Loving Manipulation

Sometimes I wonder if we love others partially to receive some sort of loving response in return. Aren’t we creatures of reaction? We want to be responded to. We need to feel cared about. If we’re unhealthy, showing affection towards our loved ones could be, deep down, a form of subtle manipulation.

We mean well. We actually do care about our loved ones. There are no ill intentions; manipulation is not the conscious goal, nor is it our only motivation for giving love, but small bits always remain, as if there are tiny, love-starved parasites inside of us that feed off other people’s favorable reactions. We give hugs knowing that it feels good to be hugged back. We invest in others’ lives because we also want to be invested in. If fed well, those parasites get bigger. The bigger they grow, they hungrier they become. Love becomes hopelessly self-centered; love becomes something completely different from love. We get addicted to reactions, so we give more. When we don’t receive our desired reaction, we feel crushed.

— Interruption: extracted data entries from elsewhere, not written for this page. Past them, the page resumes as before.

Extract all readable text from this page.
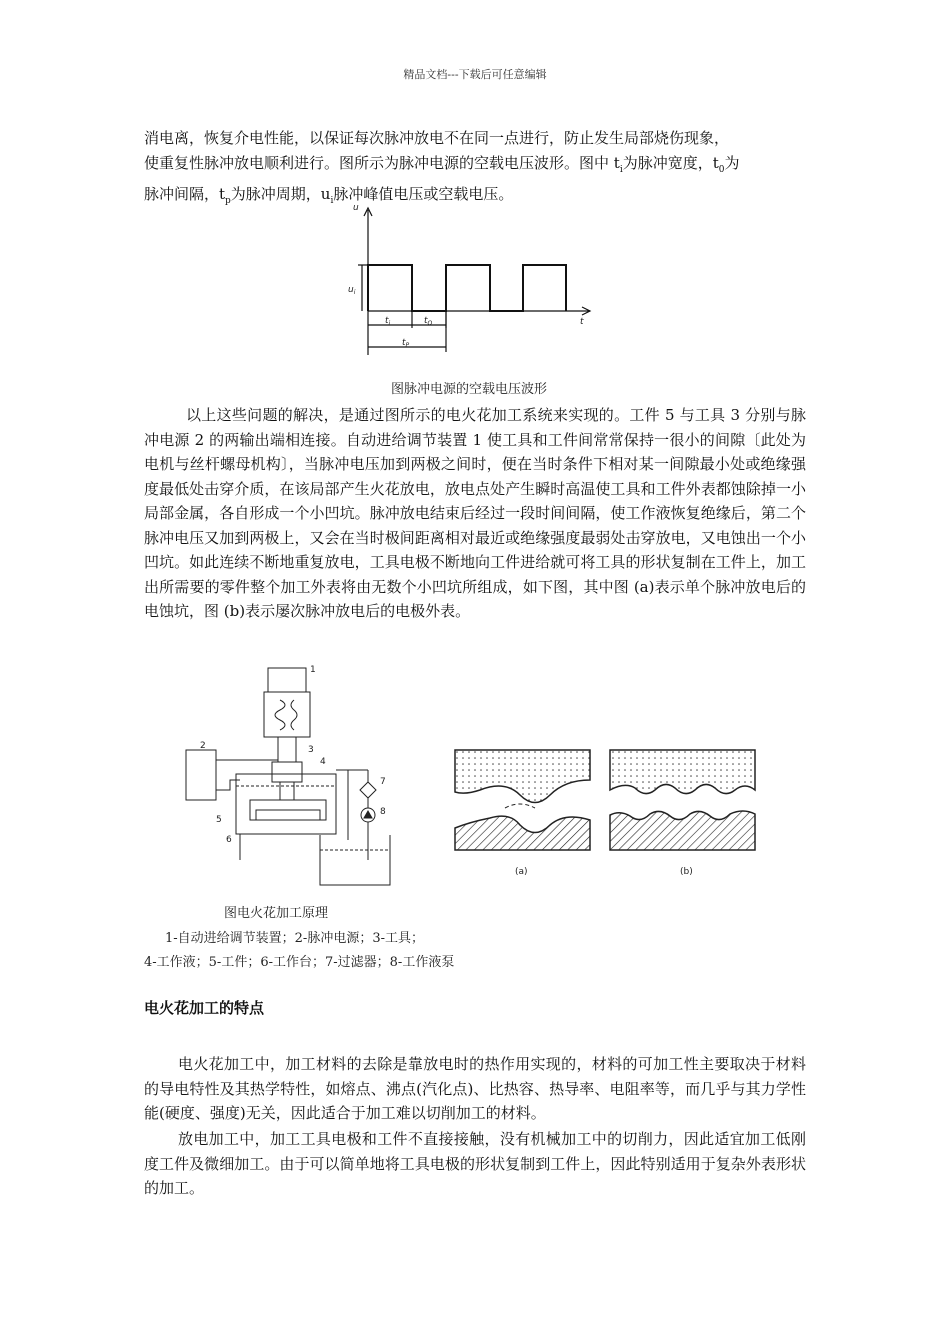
精品文档---下载后可任意编辑
消电离，恢复介电性能，以保证每次脉冲放电不在同一点进行，防止发生局部烧伤现象，
使重复性脉冲放电顺利进行。图所示为脉冲电源的空载电压波形。图中 $t_i$为脉冲宽度，$t_0$为
脉冲间隔，$t_p$为脉冲周期，$u_i$脉冲峰值电压或空载电压。
u
$u_i$
t
$t_i$	$t_O$
$t_P$
图脉冲电源的空载电压波形

以上这些问题的解决，是通过图所示的电火花加工系统来实现的。工件 5 与工具 3 分别与脉冲电源 2 的两输出端相连接。自动进给调节装置 1 使工具和工件间常常保持一很小的间隙〔此处为电机与丝杆螺母机构〕，当脉冲电压加到两极之间时，便在当时条件下相对某一间隙最小处或绝缘强度最低处击穿介质，在该局部产生火花放电，放电点处产生瞬时高温使工具和工件外表都蚀除掉一小局部金属，各自形成一个小凹坑。脉冲放电结束后经过一段时间间隔，使工作液恢复绝缘后，第二个脉冲电压又加到两极上，又会在当时极间距离相对最近或绝缘强度最弱处击穿放电，又电蚀出一个小凹坑。如此连续不断地重复放电，工具电极不断地向工件进给就可将工具的形状复制在工件上，加工出所需要的零件整个加工外表将由无数个小凹坑所组成，如下图，其中图 (a)表示单个脉冲放电后的电蚀坑，图 (b)表示屡次脉冲放电后的电极外表。

1
2	3
4
5
6
7
8
(a)	(b)
图电火花加工原理
1-自动进给调节装置；2-脉冲电源；3-工具；
4-工作液；5-工件；6-工作台；7-过滤器；8-工作液泵

电火花加工的特点

电火花加工中，加工材料的去除是靠放电时的热作用实现的，材料的可加工性主要取决于材料的导电特性及其热学特性，如熔点、沸点(汽化点)、比热容、热导率、电阻率等，而几乎与其力学性能(硬度、强度)无关，因此适合于加工难以切削加工的材料。

放电加工中，加工工具电极和工件不直接接触，没有机械加工中的切削力，因此适宜加工低刚度工件及微细加工。由于可以简单地将工具电极的形状复制到工件上，因此特别适用于复杂外表形状的加工。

At this point, we begin to delude ourselves into thinking that we’re not loved at all. Clinginess and desperation set in. The parasites grow so big that all true affection for our loved ones gets swallowed whole, yet we still manage to believe that we’re not really manipulators.

It is not a shameful thing to desire reciprocation–quite the contrary; it is normal and healthy to need love. But it isn’t fair to channel those desires into acts of affection meant for others. That would take the genuineness out of it. It would twist love–a beautiful thing–into yet another device to please ourselves. Giving love is not meant to fill one’s own needs. True love is purely altruistic. It pours out, gives life, and expects nothing in return.